“You know, this is amazing because for the last few days I didn’t really get any question about this method, although it is quite an impressive and effective one. Everybody uses stories, you know, some are doing it well and some are doing it well, but not in an effective or influence or both ways down…
and see, right as I write to you, I am reminded of that first time I ever read a story that truly influenced me. I am not sure if you are familiar and know this one—the Catcher in the Rye. It is truly a lovely story that does influence you in many ways.
Two of the ways that it has impressed upon me were exactly what I thought they would be, but much more—first, I started seeing people around me that acted exactly like that kid in the story…now who wrote that one…hold on, let me use my neurons well…
Who wrote it? I believe, J. D. Salinger. What is that J. D. anyway? Is it a shortcut or is it his name? Anyway, as I was saying, I read a lot of stories. Some are good and some are not…
and you would think that all a good story needs is a good plot, but it isn’t so, at least so I believe, because you see, I believe a good story challenges your beliefs…
it doesn’t really matter which beliefs, or how devoted you are to them, but I think it is essential that you be challenged. Otherwise, what’s the point of paying twenty bucks for 300 or 400 (how many are those today anyway?) pages of a fiction. It’s not real, you know…
Just like the unconscious isn’t real. It’s a fiction, you probably know this by now, but let me tell you how I thought of it: I think the unconscious is a fairy tail, because you see, no one can point out exactly where in our brain or even in the whole nervous system which lies all over your body, you know, where is it then? …can you touch your nose with your right finger and tell me whether it’s there? …
how about your eyebrows? …
neck? …
back? …
stomach? …pancreas? …little piggie?…and that little piggy went to the market… my grandma did this gig to me even when I was well grown up (in fact, I was 22 years old). She kept telling me I don’t eat enough, though she only saw me like maybe once a week.
A great woman she was, even as a nana (grandma) she kept telling jokes, even dirty jokes!
You’d be surprised how funny it is that your grandma is telling jokes like these…and isn’t that just not only amusing but gives a sense of youth-full-ness, gratitude and relaxation…
now double that because she did tell extensively funny jokes. anyway, I miss her.
I was talking about the unconscious not being real. …you know it isn’t. …can’t point to it, can’t put it in a barrel (old meta-model conspiracy)…it’s a nominalization. It’s actually a process, or more so—a group of processes that is just it—unconscious. In other words, it is all the processes of your nervous system that you are not aware of at this specific moment, because you can’t pay attention to many different things at once as you read this. …because you know, as you read this you have to first let your eyes catch the letters and form them into the words that I have written previously, and then let your inner voice form them into auditory conversation that is way inside your mind. …that’s consciousness. …now, while noticing you’re blinking and your ever deeper breath, and friend—you don’t have many conscious options…all the rest is the ‘sub’ of consciousness. And because you don’t pay much attention to whatever happens outside of this scope of reading these words and making sense of whatever I’m saying, it is surely important to us, I believe, to screen our reading list. Read the stories that worth reading, read things that challenge our beliefs—there, I said it again, didn’t I? …a challenge…

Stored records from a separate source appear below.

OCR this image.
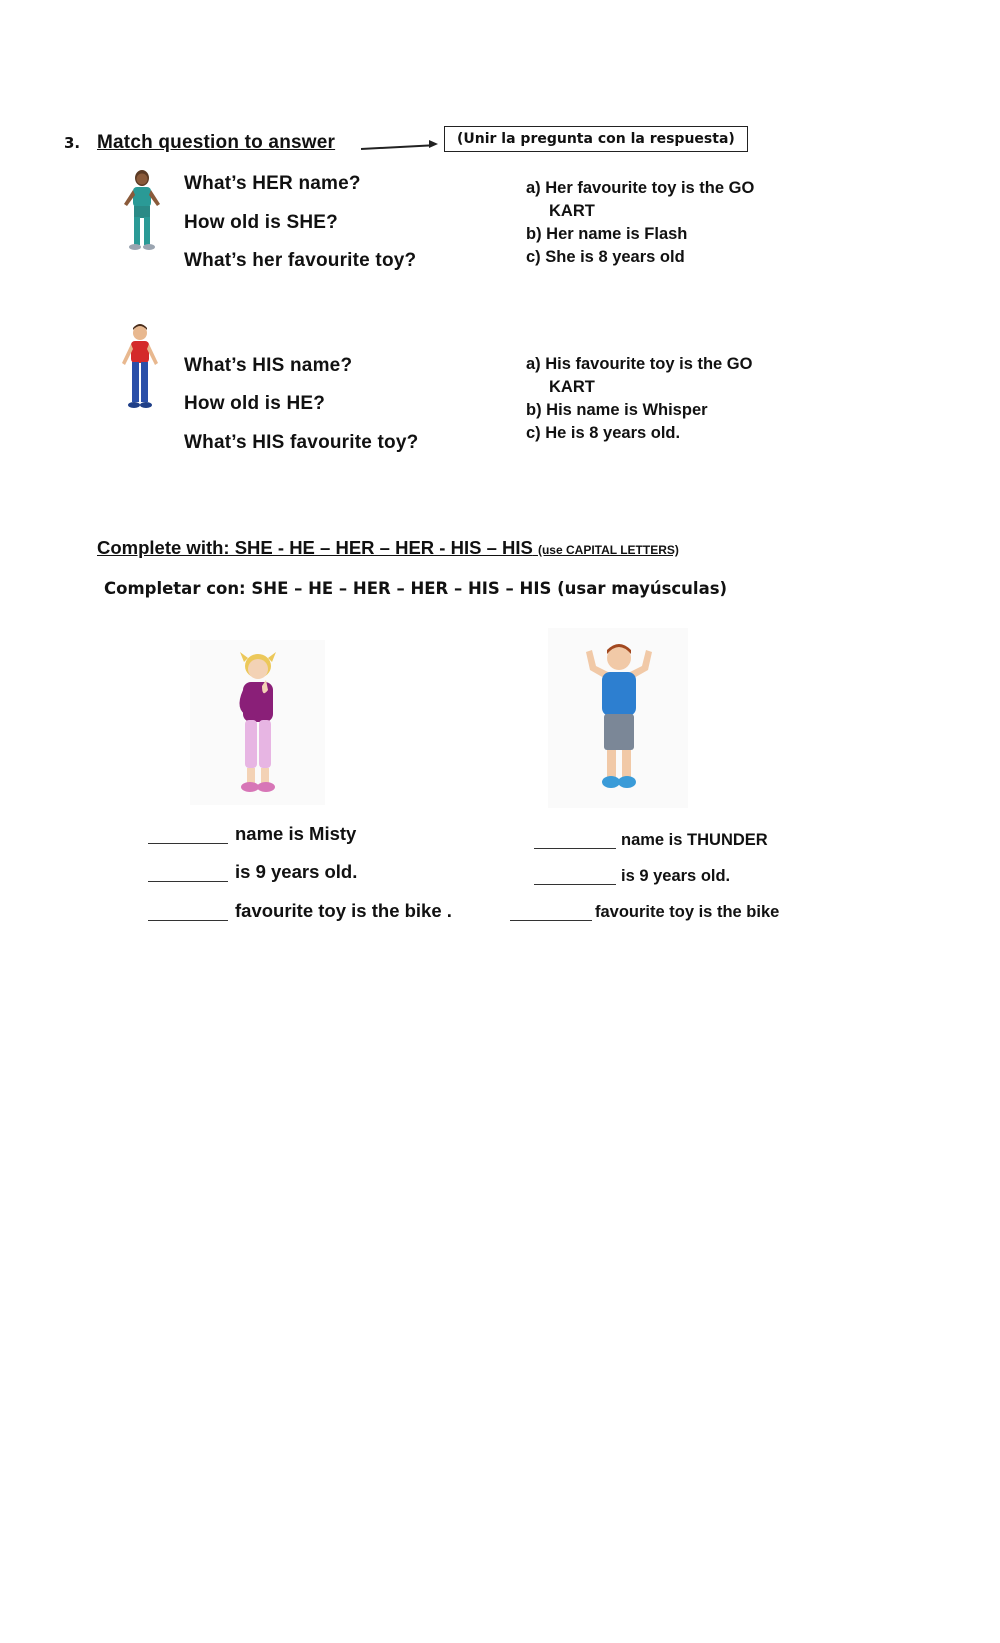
3. Match question to answer	(Unir la pregunta con la respuesta)
What’s HER name?
How old is SHE?
What’s her favourite toy?
a) Her favourite toy is the GO KART
b) Her name is Flash
c) She is 8 years old
What’s HIS name?
How old is HE?
What’s HIS favourite toy?
a) His favourite toy is the GO KART
b) His name is Whisper
c) He is 8 years old.
Complete with: SHE - HE – HER – HER - HIS – HIS (use CAPITAL LETTERS)
Completar con: SHE – HE – HER – HER – HIS – HIS (usar mayúsculas)
name is Misty
is 9 years old.
favourite toy is the bike .
name is THUNDER
is 9 years old.
favourite toy is the bike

A story that will make you think if the way that you interpret reality is the reality itself. Harry Potter did it for many children. And Jerome David Salinger did that exactly in his Catcher in the Rye story…oh, yes, that’s it. JD is Jerome David…ahhh, I remember.
Right. Now…he wrote many books, but that was the book that got my attention. Catcher in the Rye is marvelous, truly, go read it if you can.
I can still remember its main character, Holden Caulfield, a 17 year old boy, who’s also telling the story…that boy is troubled with that transition from boyhood to adulthood. And he got me thinking so much, you know…
Amazingly enough, not everyone reads stories, and not everyone who reads stories is reading the right stories. And even those who are writing stories wonder why their stories are being read less than others who write even less-seemingly-interesting stories…and that’s because the language the most popular writers use is more effective and compelling. And my goal here was to expose one of many methods to influence others by doing a series of stories with nested loops.”